Billet valable pour les tomes 1 et 2 !
Tyler Cross est une série qui fera date dans le monde du polar. Dans la plus pure tradition « hardboiled », Tyler Cross est un vilain, un truand. Mais pas une grosse brute épaisse sans cerveau, plutôt tout le contraire, façon matou qui retombe toujours sur ses pattes après être tombé sur un os de taille pré-jurassique.
Dans le premier volet de ses aventures, Tyler Cross est engagé par un mafieux sur le retour, limite paraplégique mais avec toute sa tête, toute sa morgue et toute sa volonté de persévérer à la tête de la famille, pour donner une bonne leçon en deux temps à son neveu qu’il ne peut pas supporter : lui faire rater un achat de 20 paquets d’héroïne à la frontière mexicaine et le bousculer dans les limites que Tyler s’imposera à lui-même (autant vous dire qu’il n’a que très très peu de limites qu’elles soient morales ou physiques). L’interception de la came tournera au vinaigre, le neveu, les deux complices de Tyler Cross et l’ensemble des mexicains impliqués finissant troués de plusieurs balles et/ou brûlés avec leurs véhicules.
Tyler Cross échoue, au milieu du désert, un contrat de la famille mafieuse du neveu tragiquement décédé sur le dos, dans un patelin sur lequel la famille Pragg a la main mise : à l’exception du garage du village tenu par un vieux machin tout aigri et haineux envers la famille Pragg et dont la fille va épouser un des fils (outrage extrême), le père est à la tête d’une entreprise pétrolière (dont les terrains du garagiste jouxtant ceux des Pragg sont étrangement démunis), l’un des fils est le maire de la ville pendant que le second en est le banquier et le troisième shérif. Tyler Cross aidera le garagiste à mettre bon ordre dans la ville, c’est-à-dire en la détruisant à coup de dynamite. Dans un final époustouflant, Tyler Cross parviendra à revendre l’héroïne qu’il a récupérée, à faire se trucider entre eux son acheteur et la famille du neveu venue se faire vengeance elle-même, à sauver la fille du garagiste (après en avoir un petit peu profité tout de même) et à s’en tirer aussi miraculeusement qu’intelligemment.

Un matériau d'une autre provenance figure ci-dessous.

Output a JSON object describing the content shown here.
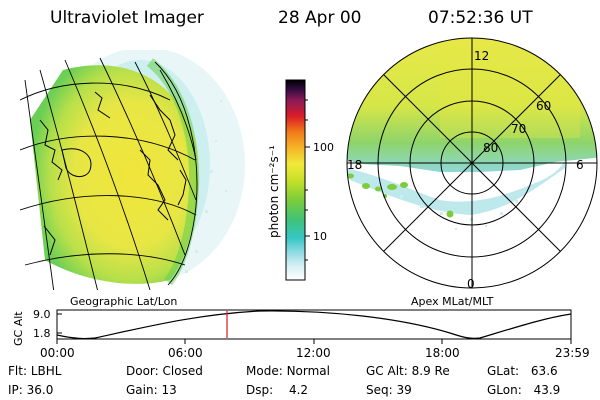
{
  "header": {
    "title": "Ultraviolet Imager",
    "date": "28 Apr 00",
    "time": "07:52:36 UT"
  },
  "colorbar": {
    "unit": "photon cm⁻²s⁻¹",
    "ticks": [
      "100",
      "10"
    ]
  },
  "left_panel": {
    "label": "Geographic Lat/Lon"
  },
  "right_panel": {
    "label": "Apex MLat/MLT",
    "mlt_labels": [
      "12",
      "18",
      "6",
      "0"
    ],
    "lat_labels": [
      "60",
      "70",
      "80"
    ]
  },
  "timeline": {
    "axis_label": "GC Alt",
    "y_ticks": [
      "9.0",
      "1.8"
    ],
    "x_ticks": [
      "00:00",
      "06:00",
      "12:00",
      "18:00",
      "23:59"
    ],
    "marker_time": "07:52"
  },
  "footer": [
    [
      {
        "label": "Flt:",
        "value": "LBHL"
      },
      {
        "label": "Door:",
        "value": "Closed"
      },
      {
        "label": "Mode:",
        "value": "Normal"
      },
      {
        "label": "GC Alt:",
        "value": "8.9 Re"
      },
      {
        "label": "GLat:",
        "value": "63.6"
      }
    ],
    [
      {
        "label": "IP:",
        "value": "36.0"
      },
      {
        "label": "Gain:",
        "value": "13"
      },
      {
        "label": "Dsp:",
        "value": "4.2"
      },
      {
        "label": "Seq:",
        "value": "39"
      },
      {
        "label": "GLon:",
        "value": "43.9"
      }
    ]
  ]
}
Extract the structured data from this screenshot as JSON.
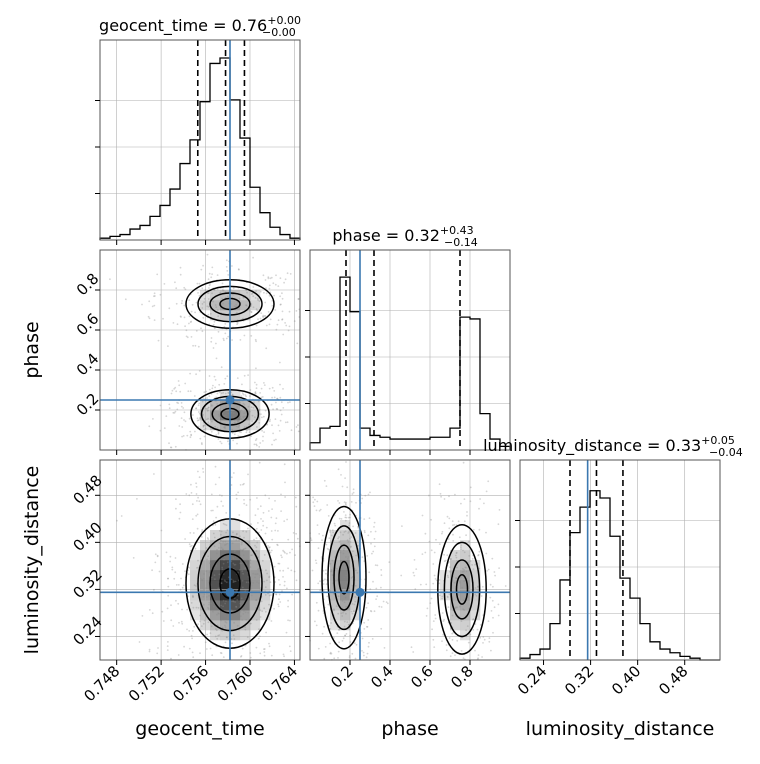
{
  "chart_data": {
    "type": "corner",
    "colors": {
      "truth": "#3b78b0",
      "hist": "#000000",
      "grid": "#b0b0b0"
    },
    "parameters": [
      "geocent_time",
      "phase",
      "luminosity_distance"
    ],
    "titles": [
      {
        "name": "geocent_time",
        "value": "0.76",
        "plus": "+0.00",
        "minus": "−0.00"
      },
      {
        "name": "phase",
        "value": "0.32",
        "plus": "+0.43",
        "minus": "−0.14"
      },
      {
        "name": "luminosity_distance",
        "value": "0.33",
        "plus": "+0.05",
        "minus": "−0.04"
      }
    ],
    "axis_labels": {
      "x": [
        "geocent_time",
        "phase",
        "luminosity_distance"
      ],
      "y": [
        "phase",
        "luminosity_distance"
      ]
    },
    "ranges": {
      "geocent_time": [
        0.7465,
        0.7645
      ],
      "phase": [
        0.0,
        1.0
      ],
      "luminosity_distance": [
        0.2,
        0.54
      ]
    },
    "ticks": {
      "geocent_time": [
        "0.748",
        "0.752",
        "0.756",
        "0.760",
        "0.764"
      ],
      "phase": [
        "0.2",
        "0.4",
        "0.6",
        "0.8"
      ],
      "luminosity_distance": [
        "0.24",
        "0.32",
        "0.40",
        "0.48"
      ]
    },
    "truths": {
      "geocent_time": 0.7582,
      "phase": 0.25,
      "luminosity_distance": 0.315
    },
    "quantiles": {
      "geocent_time": [
        0.7553,
        0.7578,
        0.7595
      ],
      "phase": [
        0.18,
        0.32,
        0.75
      ],
      "luminosity_distance": [
        0.285,
        0.33,
        0.375
      ]
    },
    "histograms": {
      "geocent_time": [
        0.01,
        0.02,
        0.03,
        0.06,
        0.08,
        0.13,
        0.19,
        0.28,
        0.42,
        0.55,
        0.76,
        0.97,
        1.0,
        0.77,
        0.56,
        0.29,
        0.15,
        0.07,
        0.03,
        0.01
      ],
      "phase": [
        0.04,
        0.12,
        0.13,
        0.95,
        0.76,
        0.12,
        0.08,
        0.07,
        0.06,
        0.06,
        0.06,
        0.06,
        0.07,
        0.07,
        0.12,
        0.73,
        0.72,
        0.2,
        0.06,
        0.02
      ],
      "luminosity_distance": [
        0.01,
        0.03,
        0.06,
        0.2,
        0.44,
        0.7,
        0.84,
        0.93,
        0.89,
        0.68,
        0.45,
        0.34,
        0.2,
        0.1,
        0.06,
        0.04,
        0.02,
        0.01,
        0.0,
        0.0
      ]
    },
    "grid": true
  }
}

Dans « Angola » (tome 2), Tyler Cross est engagé par un industriel pour qu’il le cambriole. Ce vol a pour objectif de soustraire une partie des économies du vieux pervers aux risques d’un divorce qui lui pend au nez. Tyler Cross fait équipe avec une pin-up vénale et un perceur de coffre. Le braquage tourne évidemment mal : le perceur de coffre cane et Tyler Cross se retrouve au pénitencier d’Angola officiellement pour quelques années et officieusement pour quelques jours ou semaine : le pénitencier est en fait l’antre d’une famille mafieuse qui a une dent et un contrat contre Tyler Cross.

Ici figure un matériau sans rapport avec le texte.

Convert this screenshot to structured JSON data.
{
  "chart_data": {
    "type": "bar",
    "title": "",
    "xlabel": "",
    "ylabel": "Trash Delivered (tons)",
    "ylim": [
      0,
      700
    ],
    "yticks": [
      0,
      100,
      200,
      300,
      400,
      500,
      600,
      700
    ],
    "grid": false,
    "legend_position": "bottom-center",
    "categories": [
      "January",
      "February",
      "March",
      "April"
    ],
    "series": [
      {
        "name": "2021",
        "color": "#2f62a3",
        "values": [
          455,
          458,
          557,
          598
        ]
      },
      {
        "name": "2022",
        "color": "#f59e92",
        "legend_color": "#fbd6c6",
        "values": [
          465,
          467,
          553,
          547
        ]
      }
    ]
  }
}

Tyler Cross va donc devoir doublement survivre dans le pénitencier : éviter les coups des gardiens et ceux des membres de la mafia, tout en fomentant son évasion, opération hautement aléatoire qui n’a jusqu’à présent était réussie qu’une seule fois, et en préparant sa vengeance.
Tyler Cross est un dur, cela ne fait pas de doute, mais il est aussi bien plus que cela. Il est un dur intelligent, froid, calculateur, déterminé et aux ressources physiques et mentales efficaces. Rajoutez à cela une galerie de portraits de personnages tous moins glorieux les uns que les autres : l’innocence est rare dans l’univers sombre de Nury et Brüno même si une lumière existe toujours, quelle que soit sa puissance face aux ténèbres. D’avocats véreux en mafieux sans scrupules, d’entrepreneurs veules en femmes fatales, Nury et Brüno livrent une BD franchement réussie, vraiment plaisante et distrayante et bourrée d’humour (second degré, ce n’est pas donné à tout le monde, moi le premier).

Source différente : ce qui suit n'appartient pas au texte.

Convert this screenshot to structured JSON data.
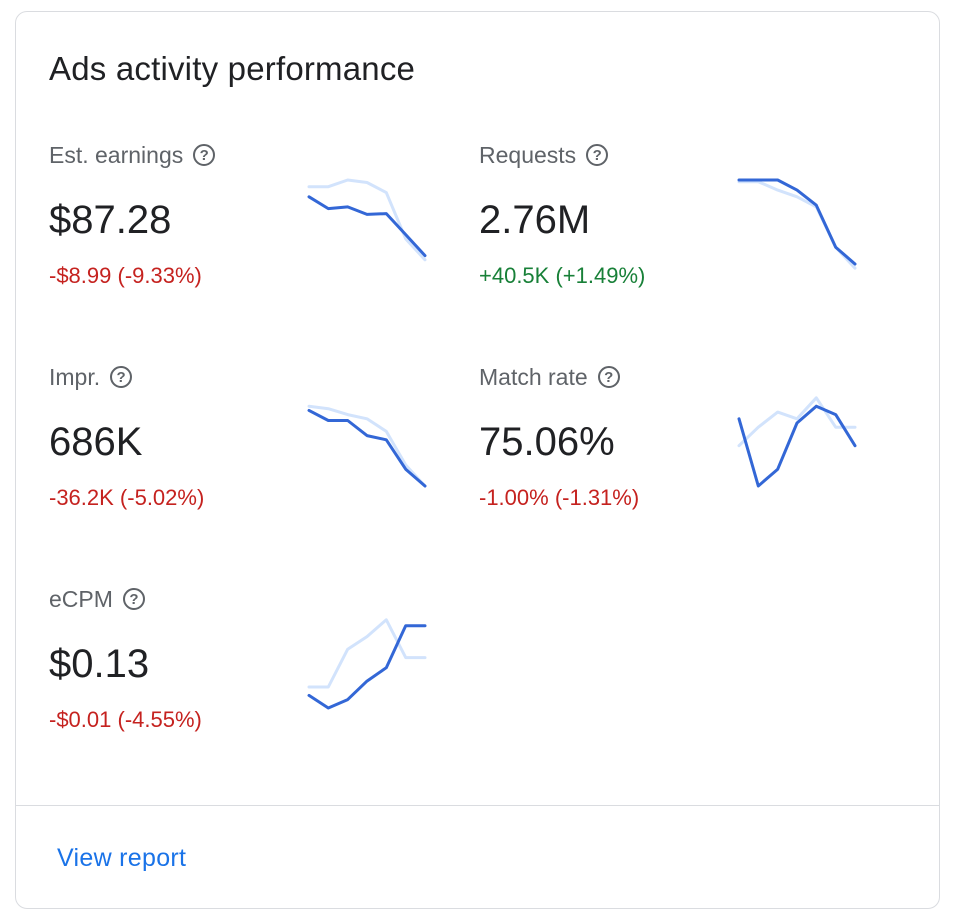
{
  "card": {
    "title": "Ads activity performance"
  },
  "metrics": [
    {
      "label": "Est. earnings",
      "value": "$87.28",
      "change": "-$8.99 (-9.33%)",
      "trend": "negative",
      "sparkline": {
        "current": [
          0.8,
          0.66,
          0.68,
          0.59,
          0.6,
          0.35,
          0.1
        ],
        "previous": [
          0.92,
          0.92,
          1.0,
          0.97,
          0.85,
          0.3,
          0.05
        ]
      }
    },
    {
      "label": "Requests",
      "value": "2.76M",
      "change": "+40.5K (+1.49%)",
      "trend": "positive",
      "sparkline": {
        "current": [
          1.0,
          1.0,
          1.0,
          0.88,
          0.7,
          0.2,
          0.0
        ],
        "previous": [
          0.98,
          0.98,
          0.88,
          0.8,
          0.68,
          0.2,
          -0.05
        ]
      }
    },
    {
      "label": "Impr.",
      "value": "686K",
      "change": "-36.2K (-5.02%)",
      "trend": "negative",
      "sparkline": {
        "current": [
          0.9,
          0.78,
          0.78,
          0.6,
          0.55,
          0.2,
          0.0
        ],
        "previous": [
          0.95,
          0.92,
          0.85,
          0.8,
          0.65,
          0.25,
          0.0
        ]
      }
    },
    {
      "label": "Match rate",
      "value": "75.06%",
      "change": "-1.00% (-1.31%)",
      "trend": "negative",
      "sparkline": {
        "current": [
          0.8,
          0.0,
          0.2,
          0.75,
          0.95,
          0.85,
          0.48
        ],
        "previous": [
          0.48,
          0.7,
          0.88,
          0.8,
          1.05,
          0.7,
          0.7
        ]
      }
    },
    {
      "label": "eCPM",
      "value": "$0.13",
      "change": "-$0.01 (-4.55%)",
      "trend": "negative",
      "sparkline": {
        "current": [
          0.15,
          0.0,
          0.1,
          0.32,
          0.48,
          0.98,
          0.98
        ],
        "previous": [
          0.25,
          0.25,
          0.7,
          0.85,
          1.05,
          0.6,
          0.6
        ]
      }
    }
  ],
  "footer": {
    "view_report_label": "View report"
  },
  "colors": {
    "negative": "#c5221f",
    "positive": "#188038",
    "series_current": "#3367d6",
    "series_previous": "#d2e3fc",
    "link": "#1a73e8"
  },
  "icons": {
    "help": "help-circle-icon"
  }
}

Le dessin est sobre mais va droit au but : il n’en est que plus adapté au ton de la BD et à l’histoire elle-même. A noter aussi le style particulier des phylactères narratifs. Ainsi dans le tome 1, tout le passage où le serpent (celui de la couverture) développe un amour inconsidéré pour Tyler Cross dont il sent avec ce personnage froid une certaine communion d’esprit est particulièrement réussie et représentative. Ainsi toujours dans le tome 1, cet extrait également représentatif : « Tyler transporte 17 kilos de came d’une valeur d’un demi-million à la revente au détail et il a exactement 21 dollars et 80 cents en poche. Il note l’ironie de la chose et se met en marche ». Vous aurez deviné que tout cela est représentatif du sang froid de Tyler, un personnage à la « Luc la main froide », un vrai méchant et faux héros ou l’inverse, le doute est permis.